Next, Two Trees plans to expand Domino Park. The development site has several more phases that will take years to complete. Some of the residential units will be ready in mid-September, while the office space will likely welcome tenants early next year.

Two bike storage areas will hold 300 bikes for both residential and commercial tenants, and the stairs leading to the basement will also have a bike access ramp, he said. After discovering that a majority of the residents in 325 Kent did not commute into Manhattan, Two Trees decided to increase communal work spaces by about 30 percent at One South First. Jed Walentas, a principal at Two Trees, said the building includes details that were added after lessons were learned at 325 Kent, which opened in 2017, the first building erected on the Domino site. Building amenities will include a pool and outdoor lounge area, conference rooms, and a fitness center. The building’s base will house several retail outlets, including branches of Roberta’s, the Bushwick pizza utopia, as well as Other Half Brewing, OddFellows Ice Cream and a Two Hands cafe. Two penthouse floors will house a total of 30 apartments, available next spring, with higher ceilings and access to private rooftop cabanas. The market-rate studios start at $3,795, with one-bedrooms starting at $4,665 and two bedrooms at $6,725. The residential side of the building will have 330 apartments for rent, 66 of which will be designated as affordable housing. “You’re talking about the difference between hiring a lot of master carpenters to build hundreds of wooden frames that can only be used several times, versus a 3-D printer pumping out a frame that can be reused about a hundred times,” Mr. The tower’s visual prominence on the northern edge of the Domino site helped boost interest in the apartments before marketing officially began, said Rebecca Epstein, director of residential leasing at Two Trees Management Company, the developer: “We’ve had a lot of people come to us asking, ‘What is that and how can I get in there?’”ĭean Gwin, president of Gate Construction Materials Group, the Florida firm that made the window frames in its facilities in Kentucky and North Carolina, said using the new technology, called “big area additive manufacturing,” shaved nine months off the construction timeline. The northern leg will have 150,000 square feet of office space, while the southern leg, as well as the connecting portion on top, will house rental apartments.

But it is also striking for its design, by COOKFOX Architects: two interlocking towers connected by about a dozen floors at the top of the structure. It has a defining presence, partly because it towers over everything around it and can be seen for miles from most directions, including an unblocked view from East Houston Street in Manhattan. One South First is the second building to go up on the Domino site.
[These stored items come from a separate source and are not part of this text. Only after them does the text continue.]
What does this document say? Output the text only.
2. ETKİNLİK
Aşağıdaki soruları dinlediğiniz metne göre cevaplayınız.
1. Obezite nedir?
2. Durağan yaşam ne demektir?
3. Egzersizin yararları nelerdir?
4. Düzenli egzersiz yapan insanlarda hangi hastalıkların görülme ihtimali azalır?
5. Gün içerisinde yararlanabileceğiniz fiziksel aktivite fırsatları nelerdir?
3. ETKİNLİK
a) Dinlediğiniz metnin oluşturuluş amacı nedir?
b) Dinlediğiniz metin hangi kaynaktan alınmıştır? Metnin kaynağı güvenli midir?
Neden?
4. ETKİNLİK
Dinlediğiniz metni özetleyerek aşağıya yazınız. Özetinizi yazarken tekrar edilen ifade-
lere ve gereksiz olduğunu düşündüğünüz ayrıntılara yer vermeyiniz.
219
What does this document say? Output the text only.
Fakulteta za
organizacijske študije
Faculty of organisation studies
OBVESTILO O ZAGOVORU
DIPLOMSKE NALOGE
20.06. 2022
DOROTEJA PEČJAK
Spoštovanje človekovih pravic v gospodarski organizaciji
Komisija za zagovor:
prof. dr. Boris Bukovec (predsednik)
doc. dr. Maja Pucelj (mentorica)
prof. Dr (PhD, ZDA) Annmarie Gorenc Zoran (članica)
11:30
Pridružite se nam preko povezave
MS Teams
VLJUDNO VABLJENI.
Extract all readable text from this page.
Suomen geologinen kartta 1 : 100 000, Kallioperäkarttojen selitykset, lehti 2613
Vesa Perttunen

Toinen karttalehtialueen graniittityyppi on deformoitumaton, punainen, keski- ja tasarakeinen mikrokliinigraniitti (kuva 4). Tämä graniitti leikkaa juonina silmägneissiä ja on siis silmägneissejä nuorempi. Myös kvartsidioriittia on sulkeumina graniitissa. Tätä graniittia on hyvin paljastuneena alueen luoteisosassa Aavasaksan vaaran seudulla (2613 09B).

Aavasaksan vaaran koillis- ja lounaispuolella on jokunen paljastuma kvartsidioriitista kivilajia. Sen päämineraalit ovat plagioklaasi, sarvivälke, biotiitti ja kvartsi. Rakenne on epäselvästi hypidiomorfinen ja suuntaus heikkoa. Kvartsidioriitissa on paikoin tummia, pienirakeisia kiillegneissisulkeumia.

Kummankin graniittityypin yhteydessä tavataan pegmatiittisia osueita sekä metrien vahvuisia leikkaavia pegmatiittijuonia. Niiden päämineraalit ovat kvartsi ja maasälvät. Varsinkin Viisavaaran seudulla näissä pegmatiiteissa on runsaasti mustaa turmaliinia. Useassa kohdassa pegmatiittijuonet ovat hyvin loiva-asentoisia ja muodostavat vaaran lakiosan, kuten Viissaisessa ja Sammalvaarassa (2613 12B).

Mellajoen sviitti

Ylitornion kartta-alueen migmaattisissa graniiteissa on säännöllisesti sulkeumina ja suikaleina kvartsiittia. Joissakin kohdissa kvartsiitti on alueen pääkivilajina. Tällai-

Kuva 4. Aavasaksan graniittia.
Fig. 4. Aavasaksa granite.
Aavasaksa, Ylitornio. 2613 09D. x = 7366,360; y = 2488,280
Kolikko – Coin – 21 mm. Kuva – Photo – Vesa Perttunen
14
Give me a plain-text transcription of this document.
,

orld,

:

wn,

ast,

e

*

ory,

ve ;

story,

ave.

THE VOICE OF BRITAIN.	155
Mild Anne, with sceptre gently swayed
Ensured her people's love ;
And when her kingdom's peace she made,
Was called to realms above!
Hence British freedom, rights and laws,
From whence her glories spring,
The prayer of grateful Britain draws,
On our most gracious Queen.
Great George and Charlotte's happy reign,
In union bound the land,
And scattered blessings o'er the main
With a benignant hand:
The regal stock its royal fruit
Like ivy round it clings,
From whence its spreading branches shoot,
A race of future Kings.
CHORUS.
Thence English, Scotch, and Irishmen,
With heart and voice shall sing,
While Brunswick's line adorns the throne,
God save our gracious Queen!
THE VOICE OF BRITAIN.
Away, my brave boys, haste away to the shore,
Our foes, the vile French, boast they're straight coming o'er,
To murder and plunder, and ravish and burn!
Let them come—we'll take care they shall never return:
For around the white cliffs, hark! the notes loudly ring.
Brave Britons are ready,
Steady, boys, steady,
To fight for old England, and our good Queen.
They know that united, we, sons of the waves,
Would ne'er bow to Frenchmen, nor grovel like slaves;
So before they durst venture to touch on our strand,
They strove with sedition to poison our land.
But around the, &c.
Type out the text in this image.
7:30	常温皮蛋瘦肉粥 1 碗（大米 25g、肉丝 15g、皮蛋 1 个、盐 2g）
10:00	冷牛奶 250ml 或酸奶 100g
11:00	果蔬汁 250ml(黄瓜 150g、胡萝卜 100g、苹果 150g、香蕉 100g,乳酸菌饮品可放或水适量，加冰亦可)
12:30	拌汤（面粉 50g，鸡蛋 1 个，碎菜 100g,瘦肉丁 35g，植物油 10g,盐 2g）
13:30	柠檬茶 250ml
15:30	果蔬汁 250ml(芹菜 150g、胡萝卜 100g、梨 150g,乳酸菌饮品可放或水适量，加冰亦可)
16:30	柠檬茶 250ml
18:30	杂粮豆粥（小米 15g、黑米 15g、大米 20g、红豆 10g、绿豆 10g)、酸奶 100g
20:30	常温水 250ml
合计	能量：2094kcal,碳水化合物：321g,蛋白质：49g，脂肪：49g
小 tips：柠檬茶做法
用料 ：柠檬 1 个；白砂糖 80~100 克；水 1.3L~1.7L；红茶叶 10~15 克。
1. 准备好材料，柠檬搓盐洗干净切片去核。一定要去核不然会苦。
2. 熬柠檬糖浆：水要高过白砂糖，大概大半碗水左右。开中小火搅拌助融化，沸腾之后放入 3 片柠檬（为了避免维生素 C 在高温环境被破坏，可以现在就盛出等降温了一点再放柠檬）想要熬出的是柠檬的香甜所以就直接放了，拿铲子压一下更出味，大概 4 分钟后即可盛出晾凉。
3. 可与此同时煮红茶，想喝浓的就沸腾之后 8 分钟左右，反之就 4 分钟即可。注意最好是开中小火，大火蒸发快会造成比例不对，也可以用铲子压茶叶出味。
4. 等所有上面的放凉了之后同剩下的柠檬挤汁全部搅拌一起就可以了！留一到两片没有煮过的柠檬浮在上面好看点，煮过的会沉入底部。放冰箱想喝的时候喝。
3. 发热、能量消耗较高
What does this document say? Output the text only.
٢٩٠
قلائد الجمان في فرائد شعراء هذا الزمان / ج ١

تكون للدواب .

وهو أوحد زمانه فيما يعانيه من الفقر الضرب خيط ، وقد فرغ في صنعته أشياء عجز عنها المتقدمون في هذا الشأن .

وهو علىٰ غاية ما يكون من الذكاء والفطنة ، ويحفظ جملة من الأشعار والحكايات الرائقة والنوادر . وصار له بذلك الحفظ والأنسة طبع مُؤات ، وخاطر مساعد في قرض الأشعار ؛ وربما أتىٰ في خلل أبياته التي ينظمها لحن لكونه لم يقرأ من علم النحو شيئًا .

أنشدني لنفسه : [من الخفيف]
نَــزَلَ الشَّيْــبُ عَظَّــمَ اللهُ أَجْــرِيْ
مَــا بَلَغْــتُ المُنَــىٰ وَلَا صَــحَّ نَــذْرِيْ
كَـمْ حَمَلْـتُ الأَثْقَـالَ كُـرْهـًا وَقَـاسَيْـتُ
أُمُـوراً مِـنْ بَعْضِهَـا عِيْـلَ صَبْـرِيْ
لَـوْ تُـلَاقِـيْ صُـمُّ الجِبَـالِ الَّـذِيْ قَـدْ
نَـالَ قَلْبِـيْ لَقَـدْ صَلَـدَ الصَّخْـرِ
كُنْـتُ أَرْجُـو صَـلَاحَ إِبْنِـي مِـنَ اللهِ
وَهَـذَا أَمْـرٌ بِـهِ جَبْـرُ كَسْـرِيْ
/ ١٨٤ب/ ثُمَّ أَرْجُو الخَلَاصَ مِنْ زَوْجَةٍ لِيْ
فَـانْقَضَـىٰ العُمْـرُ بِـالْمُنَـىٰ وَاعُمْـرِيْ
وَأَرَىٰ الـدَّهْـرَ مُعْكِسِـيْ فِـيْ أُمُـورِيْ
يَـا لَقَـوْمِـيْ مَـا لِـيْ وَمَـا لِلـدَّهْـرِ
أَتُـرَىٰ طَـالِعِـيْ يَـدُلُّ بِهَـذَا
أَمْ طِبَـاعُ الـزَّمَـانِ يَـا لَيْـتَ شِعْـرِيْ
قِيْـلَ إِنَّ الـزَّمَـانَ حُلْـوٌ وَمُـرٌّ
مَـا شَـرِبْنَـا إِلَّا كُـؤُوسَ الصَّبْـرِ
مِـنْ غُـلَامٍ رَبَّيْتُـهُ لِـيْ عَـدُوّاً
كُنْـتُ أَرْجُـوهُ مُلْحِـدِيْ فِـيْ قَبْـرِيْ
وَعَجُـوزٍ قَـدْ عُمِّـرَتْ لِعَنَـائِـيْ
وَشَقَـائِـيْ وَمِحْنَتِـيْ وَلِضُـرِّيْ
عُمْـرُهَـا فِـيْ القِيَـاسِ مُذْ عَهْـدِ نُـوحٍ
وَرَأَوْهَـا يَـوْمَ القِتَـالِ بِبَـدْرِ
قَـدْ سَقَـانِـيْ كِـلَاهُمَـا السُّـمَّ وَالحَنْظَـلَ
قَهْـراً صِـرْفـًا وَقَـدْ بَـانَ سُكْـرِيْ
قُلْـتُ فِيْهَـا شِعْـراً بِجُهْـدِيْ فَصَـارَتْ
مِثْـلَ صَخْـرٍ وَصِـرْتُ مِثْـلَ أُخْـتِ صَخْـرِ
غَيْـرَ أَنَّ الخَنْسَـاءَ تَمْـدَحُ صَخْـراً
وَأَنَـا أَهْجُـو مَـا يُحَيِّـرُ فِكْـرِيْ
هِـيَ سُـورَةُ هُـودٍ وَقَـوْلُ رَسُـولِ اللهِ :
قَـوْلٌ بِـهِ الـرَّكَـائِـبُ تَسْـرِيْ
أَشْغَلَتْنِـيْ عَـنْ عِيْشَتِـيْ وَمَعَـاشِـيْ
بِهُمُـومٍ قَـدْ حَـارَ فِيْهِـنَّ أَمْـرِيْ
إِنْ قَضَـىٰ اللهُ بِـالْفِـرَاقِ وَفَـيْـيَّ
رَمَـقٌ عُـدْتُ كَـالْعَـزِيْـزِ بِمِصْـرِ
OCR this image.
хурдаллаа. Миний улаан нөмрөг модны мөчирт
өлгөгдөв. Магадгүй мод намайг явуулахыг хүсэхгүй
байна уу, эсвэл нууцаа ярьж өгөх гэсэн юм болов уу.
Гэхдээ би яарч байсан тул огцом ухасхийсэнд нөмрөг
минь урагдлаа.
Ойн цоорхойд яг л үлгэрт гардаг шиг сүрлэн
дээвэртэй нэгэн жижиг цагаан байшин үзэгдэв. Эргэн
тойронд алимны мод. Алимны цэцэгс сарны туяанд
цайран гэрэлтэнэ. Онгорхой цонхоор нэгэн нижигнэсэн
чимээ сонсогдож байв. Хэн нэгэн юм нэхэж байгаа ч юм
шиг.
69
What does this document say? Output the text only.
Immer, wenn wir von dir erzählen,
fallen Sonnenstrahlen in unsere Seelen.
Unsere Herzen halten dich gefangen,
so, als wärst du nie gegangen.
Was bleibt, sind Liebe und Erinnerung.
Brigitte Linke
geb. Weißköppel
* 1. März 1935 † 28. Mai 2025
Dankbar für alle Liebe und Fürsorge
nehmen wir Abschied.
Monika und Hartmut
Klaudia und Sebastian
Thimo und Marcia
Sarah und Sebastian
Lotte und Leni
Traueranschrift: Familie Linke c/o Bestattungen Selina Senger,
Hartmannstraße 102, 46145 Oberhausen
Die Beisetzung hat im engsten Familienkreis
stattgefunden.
The structure was never built but a 50-foot (15 m) tall scale model stands at the proposed site on Domino Pizza headquarters in Ann Arbor Charter Township, Michigan, outside of Ann Arbor.Domino Park opened last summer to rave reviews on the site of the former Domino Sugar refinery in Williamsburg, and the transformation of the sprawling industrial site continues this month with the opening of a 45-story, mixed-use tower on the edge of the East River. Birkerts’ design, no doubt, had serious intent, but would immediately and forever be dubbed with the nickname “The Leaning Tower of Pizza" after Italy's Leaning Tower of Pisa. Monaghan then went to Gunnar Birkerts, the architect of Domino’s unusual half-mile (800 m) long headquarters office building who came up with a design for a tower that would rise at a 15-degree angle with a swooping top reminiscent of the forms of Wright's late work. Sometime during the planning of the tower, Monaghan and the Taliesin architects parted company, allegedly because both parties felt the project may have not served justice to the spirit of Wright’s architecture. In the mid-1980s, Domino’s Pizza mogul Tom Monaghan asked Taliesin Associated Architects, the inheritors of Frank Lloyd Wright's practice, to erect a structure based on an un-built tower that Wright designed in 1956 for Chicago called the Golden Beacon. The Leaning Tower of Pizza was a proposed 30-story slanted skyscraper that would have housed Domino's Pizza's operations at its Domino's Farms campus near Ann Arbor, Michigan.